Zitadel Implementation Status

Zitadel Implementation Status

This page tracks what has been implemented and what remains to be done for the Zitadel RBAC integration.

Completed

Authentication & OIDC

• OIDC token validation via JWKS with per-issuer keyset caching (OidcAuthMiddleware)
• Support for both HttpOnly cookie and Authorization: Bearer header authentication
• Role extraction from Zitadel token claims (urn:zitadel:iam:org:project:roles)
• OIDC availability checking with 503 fallback (OidcAvailabilityMiddleware)
• HTTPS enforcement for auth endpoints in staging/production
• Legacy JWT authentication preserved as fallback (JwtAuthMiddleware)

Zitadel Management API

• Full client for user management (list, search, fetch by ID) (ZitadelService)
• Role management (grant, revoke, check, update grants)
• Intelligent single-role revocation (preserves other roles on same grant)
• OIDC discovery document caching (1-hour TTL)
• Factory method for environment-based instantiation

Role Request Workflow

• Users submit role requests via POST /auth/role-requests
• Users view their requests via GET /auth/role-requests
• Admins list pending requests via GET /admin/role-requests
• Admins approve/reject via POST /admin/role-requests/{id}/approve|reject
• Approval triggers role grant in Zitadel via Management API
• Role revocation support (status: revoked)

Application & API Key Management

• Developers register applications with name, description, website
• Application approval workflow (pending → approved/rejected/revoked)
• Resubmission of rejected applications
• API key generation from approved applications (with requested scope)
• API key rotation and revocation
• Key prefix tracking for identification
• Scope control (read/write)
• Expiration support

Admin Features

• List and manage users with roles
• Revoke individual user roles
• Approve/reject/revoke applications
• Notification counts (pending role requests + pending applications)
• Email verification resend

Database & Repositories

• PostgreSQL schema defined in infrastructure/init-db.sql
• UUID primary keys via pgcrypto
• Repositories: RoleRequest, Application, ApiKey, PermissionRequest, CalendarPermission, AuditLog
• Audit logging of all administrative actions with IP and user agent

Security

• IP-based rate limiting on login endpoint
• Argon2id password hashing
• JWT placeholder detection in staging/production
• CORS origin validation
• HttpOnly cookie support with SameSite attributes

API Key Middleware & Rate Limiting

• ApiKeyMiddleware wired into Router middleware pipeline (#515)
• API key rate limiting enforcement (#516)

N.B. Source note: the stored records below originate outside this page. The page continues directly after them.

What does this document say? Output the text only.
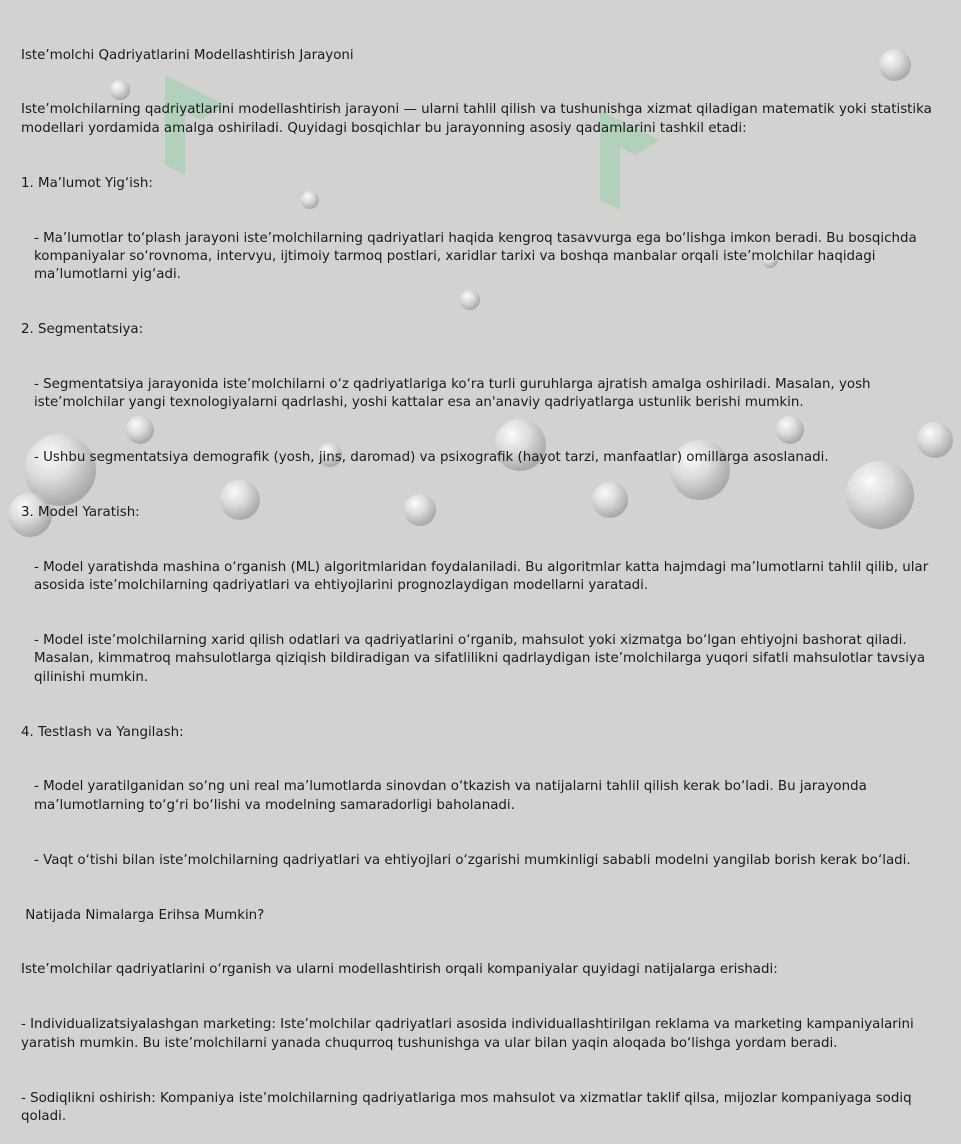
Iste’molchi Qadriyatlarini Modellashtirish Jarayoni

Iste’molchilarning qadriyatlarini modellashtirish jarayoni — ularni tahlil qilish va tushunishga xizmat qiladigan matematik yoki statistika modellari yordamida amalga oshiriladi. Quyidagi bosqichlar bu jarayonning asosiy qadamlarini tashkil etadi:

1. Ma’lumot Yig‘ish:

- Ma’lumotlar to‘plash jarayoni iste’molchilarning qadriyatlari haqida kengroq tasavvurga ega bo‘lishga imkon beradi. Bu bosqichda kompaniyalar so‘rovnoma, intervyu, ijtimoiy tarmoq postlari, xaridlar tarixi va boshqa manbalar orqali iste’molchilar haqidagi ma’lumotlarni yig‘adi.

2. Segmentatsiya:

- Segmentatsiya jarayonida iste’molchilarni o‘z qadriyatlariga ko‘ra turli guruhlarga ajratish amalga oshiriladi. Masalan, yosh iste’molchilar yangi texnologiyalarni qadrlashi, yoshi kattalar esa an'anaviy qadriyatlarga ustunlik berishi mumkin.

- Ushbu segmentatsiya demografik (yosh, jins, daromad) va psixografik (hayot tarzi, manfaatlar) omillarga asoslanadi.

3. Model Yaratish:

- Model yaratishda mashina o‘rganish (ML) algoritmlaridan foydalaniladi. Bu algoritmlar katta hajmdagi ma’lumotlarni tahlil qilib, ular asosida iste’molchilarning qadriyatlari va ehtiyojlarini prognozlaydigan modellarni yaratadi.

- Model iste’molchilarning xarid qilish odatlari va qadriyatlarini o‘rganib, mahsulot yoki xizmatga bo‘lgan ehtiyojni bashorat qiladi. Masalan, kimmatroq mahsulotlarga qiziqish bildiradigan va sifatlilikni qadrlaydigan iste’molchilarga yuqori sifatli mahsulotlar tavsiya qilinishi mumkin.

4. Testlash va Yangilash:

- Model yaratilganidan so‘ng uni real ma’lumotlarda sinovdan o‘tkazish va natijalarni tahlil qilish kerak bo‘ladi. Bu jarayonda ma’lumotlarning to‘g‘ri bo‘lishi va modelning samaradorligi baholanadi.

- Vaqt o‘tishi bilan iste’molchilarning qadriyatlari va ehtiyojlari o‘zgarishi mumkinligi sababli modelni yangilab borish kerak bo‘ladi.

Natijada Nimalarga Erihsa Mumkin?

Iste’molchilar qadriyatlarini o‘rganish va ularni modellashtirish orqali kompaniyalar quyidagi natijalarga erishadi:

- Individualizatsiyalashgan marketing: Iste’molchilar qadriyatlari asosida individuallashtirilgan reklama va marketing kampaniyalarini yaratish mumkin. Bu iste’molchilarni yanada chuqurroq tushunishga va ular bilan yaqin aloqada bo‘lishga yordam beradi.

- Sodiqlikni oshirish: Kompaniya iste’molchilarning qadriyatlariga mos mahsulot va xizmatlar taklif qilsa, mijozlar kompaniyaga sodiq qoladi.
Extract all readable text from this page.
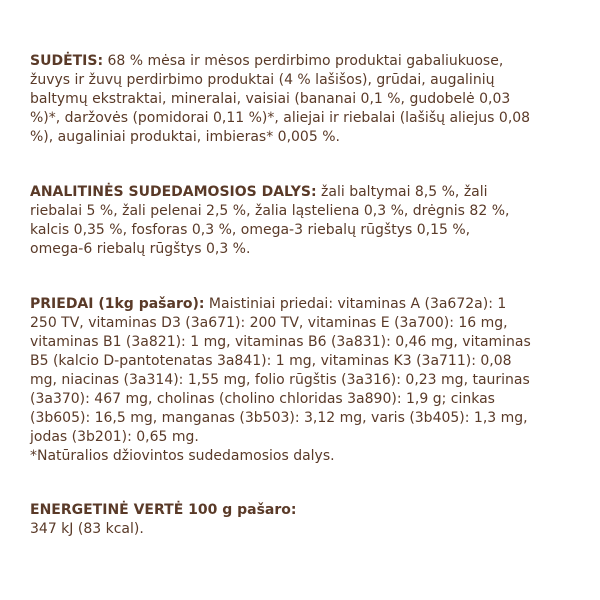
SUDĖTIS: 68 % mėsa ir mėsos perdirbimo produktai gabaliukuose,
žuvys ir žuvų perdirbimo produktai (4 % lašišos), grūdai, augalinių
baltymų ekstraktai, mineralai, vaisiai (bananai 0,1 %, gudobelė 0,03
%)*, daržovės (pomidorai 0,11 %)*, aliejai ir riebalai (lašišų aliejus 0,08
%), augaliniai produktai, imbieras* 0,005 %.

ANALITINĖS SUDEDAMOSIOS DALYS: žali baltymai 8,5 %, žali
riebalai 5 %, žali pelenai 2,5 %, žalia ląsteliena 0,3 %, drėgnis 82 %,
kalcis 0,35 %, fosforas 0,3 %, omega-3 riebalų rūgštys 0,15 %,
omega-6 riebalų rūgštys 0,3 %.

PRIEDAI (1kg pašaro): Maistiniai priedai: vitaminas A (3a672a): 1
250 TV, vitaminas D3 (3a671): 200 TV, vitaminas E (3a700): 16 mg,
vitaminas B1 (3a821): 1 mg, vitaminas B6 (3a831): 0,46 mg, vitaminas
B5 (kalcio D-pantotenatas 3a841): 1 mg, vitaminas K3 (3a711): 0,08
mg, niacinas (3a314): 1,55 mg, folio rūgštis (3a316): 0,23 mg, taurinas
(3a370): 467 mg, cholinas (cholino chloridas 3a890): 1,9 g; cinkas
(3b605): 16,5 mg, manganas (3b503): 3,12 mg, varis (3b405): 1,3 mg,
jodas (3b201): 0,65 mg.
*Natūralios džiovintos sudedamosios dalys.

ENERGETINĖ VERTĖ 100 g pašaro:
347 kJ (83 kcal).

Calendar-Specific Permissions

• Users submit permission requests via POST /auth/permission-requests
• Users view their own requests via GET /auth/permission-requests
• Admins manage permission requests via /admin/permission-requests (list, approve, reject, revoke)
• Admins manage OpenFGA tuples directly via /admin/permissions (list, grant, revoke, check)
• Supported object types: national_calendar, diocesan_calendar, wider_region, test_definition
• Supported relations: admin, viewer, editor, deleter
• PermissionRequestRepository with full CRUD operations backed by permission_requests table

OpenFGA Fine-Grained Authorization

• OpenFgaClient service (src/Services/OpenFgaClient.php) for communicating with the OpenFGA API
• OpenFgaAuthorizationMiddleware for fine-grained permission checks on /data/* and /tests routes
• HTTP method to relation mapping (PUT/PATCH → editor, DELETE → deleter)
• Path category to object type mapping (nation, diocese, widerregion, tests)
• Authorization model defined in infrastructure/openfga-model.json
• Conditionally applied in the middleware pipeline when OpenFGA is configured
• Admin role bypass (consistent with role-based authorization)

Frontend

• Zitadel OIDC login flow with Authorization Code Flow and PKCE (#280)
• Role request management UI (#278)
• Application management dashboard for developers (#279)
• Admin user management UI with role revocation and notification badges (#281)
• Centralized admin interfaces (#197)

Infrastructure

• Docker Compose setup (Zitadel, Login V2, OpenFGA, PostgreSQL, Adminer)
• Database initialization script with RBAC and permission tables (infrastructure/init-db.sql)
• OpenFGA model initialization script (scripts/setup-openfga.sh)
• Production security documentation

Outstanding Work

API Backend

• #517 - Integrate fine-grained authorization with OpenFGA The OpenFGA client, middleware, and permission endpoints are implemented. Remaining work involves completing the integration and ensuring full coverage of authorization checks across all protected routes.